Although Dr. MacRae’s presentation was titled “Surface vs. lamellar: Which is best?” his conclusion was that “both LASIK and surface ablation provide excellent outcomes.”

He said there are advantages and disadvantages to each approach that surgeons must consider to decide which technique would be best for each patient.

“Surface ablation has become increasingly popular in the United States,” Dr. MacRae said. “Surface ablation has been found to be a very good treatment for patients with thin corneas, dry eyes and anterior basement membrane dystrophy, as well as for aviators in the military.”

LASIK widely accepted

LASIK is the procedure used in 90% of refractive surgical procedures today, Dr. MacRae said. It is widely accepted by patients and has good name recognition, and its clinical advantages are well-known, he said.

“The advantages of LASIK include quick visual recovery and the comfort of recovery,” he said. “There is a rapid return to function for work, driving and recreation. Typically, my patients can get back to doing what they normally do in life within 1 day after surgery.”

Follow-up for LASIK is also more convenient for both surgeon and patient, Dr. MacRae suggested.

“There are minimum weekend calls,” he said. “But when I perform surface ablation, it is not uncommon to receive Saturday morning calls from patients who underwent surgery on Thursday. Patients say their eye is stuck shut or is irritated.”

Some corneal complications seen with surface ablation are not an issue with LASIK, Dr. MacRae said.

“Normally, there are no problems with haze and re-epithelialization,” he said.

Disadvantages of LASIK can include flap complications such as interface keratitis and neurotropic dry eye due to the severing of corneal nerves, he said.

Surface advantages, disadvantages

Surface ablation procedures include PRK, laser epithelial keratomileusis (LASEK) and epi-LASIK, Dr. MacRae noted.
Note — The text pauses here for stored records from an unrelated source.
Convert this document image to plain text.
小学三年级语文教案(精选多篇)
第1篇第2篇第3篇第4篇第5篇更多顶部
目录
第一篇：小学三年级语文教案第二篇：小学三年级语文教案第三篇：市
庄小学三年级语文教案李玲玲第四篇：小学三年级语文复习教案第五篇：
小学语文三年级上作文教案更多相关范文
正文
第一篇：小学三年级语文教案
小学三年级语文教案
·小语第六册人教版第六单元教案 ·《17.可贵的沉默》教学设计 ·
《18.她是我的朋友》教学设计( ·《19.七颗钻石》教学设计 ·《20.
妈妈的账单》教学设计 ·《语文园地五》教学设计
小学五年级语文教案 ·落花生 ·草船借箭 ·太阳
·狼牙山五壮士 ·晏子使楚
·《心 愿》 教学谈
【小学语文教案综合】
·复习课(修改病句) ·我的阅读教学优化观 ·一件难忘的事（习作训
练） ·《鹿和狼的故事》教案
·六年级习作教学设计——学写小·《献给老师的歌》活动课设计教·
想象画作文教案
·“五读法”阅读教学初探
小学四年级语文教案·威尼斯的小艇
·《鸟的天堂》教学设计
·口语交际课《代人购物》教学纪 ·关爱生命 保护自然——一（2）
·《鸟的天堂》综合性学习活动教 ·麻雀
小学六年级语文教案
“It’s really unclear as to whether epi-LASIK is any different from PRK and LASEK in terms of outcomes or in terms of pain or inconvenience. So I’m going to lump them all together,” he said.

Advantages of surface ablation include less risk of corneal ectasia and no risk of flap complications, he said.

The surface procedures can be used to treat patients with thin corneas, especially those with higher myopia, he said.

“These patients can be successfully treated, especially with newer scanning lasers. If there is more than 5 D of myopia, I use mitomycin for 15 to 30 seconds,” he said.

For patients with moderate dry eye, surface ablation can also be the better option, he said.

Because there is no microkeratome involved, surface procedures can also be more appropriate in patients with tight or abnormal anatomies or very steep corneas, he said.

Another advantage of not using a microkeratome may be less induction of aberrations, Dr. MacRae said.

“Theoretically, if you don’t have a flap, you don’t end up with the higher-order aberrations that you induce with a flap,” he said. “Theoretically, the optics are better as well. The biomechanics are also superior because you are not removing as much corneal tissue.”

The disadvantages of surface ablation include slower visual recovery and slower return to work, driving and recreation, Dr. MacRae said.

“Most of these patients see reasonably well at 1 week, but sometimes it takes them 8 weeks before their vision truly makes a full recovery,” he said. “There is also more pain than with LASIK.”

In addition, because of the longer period of recovery there can be more patient anxiety postoperatively.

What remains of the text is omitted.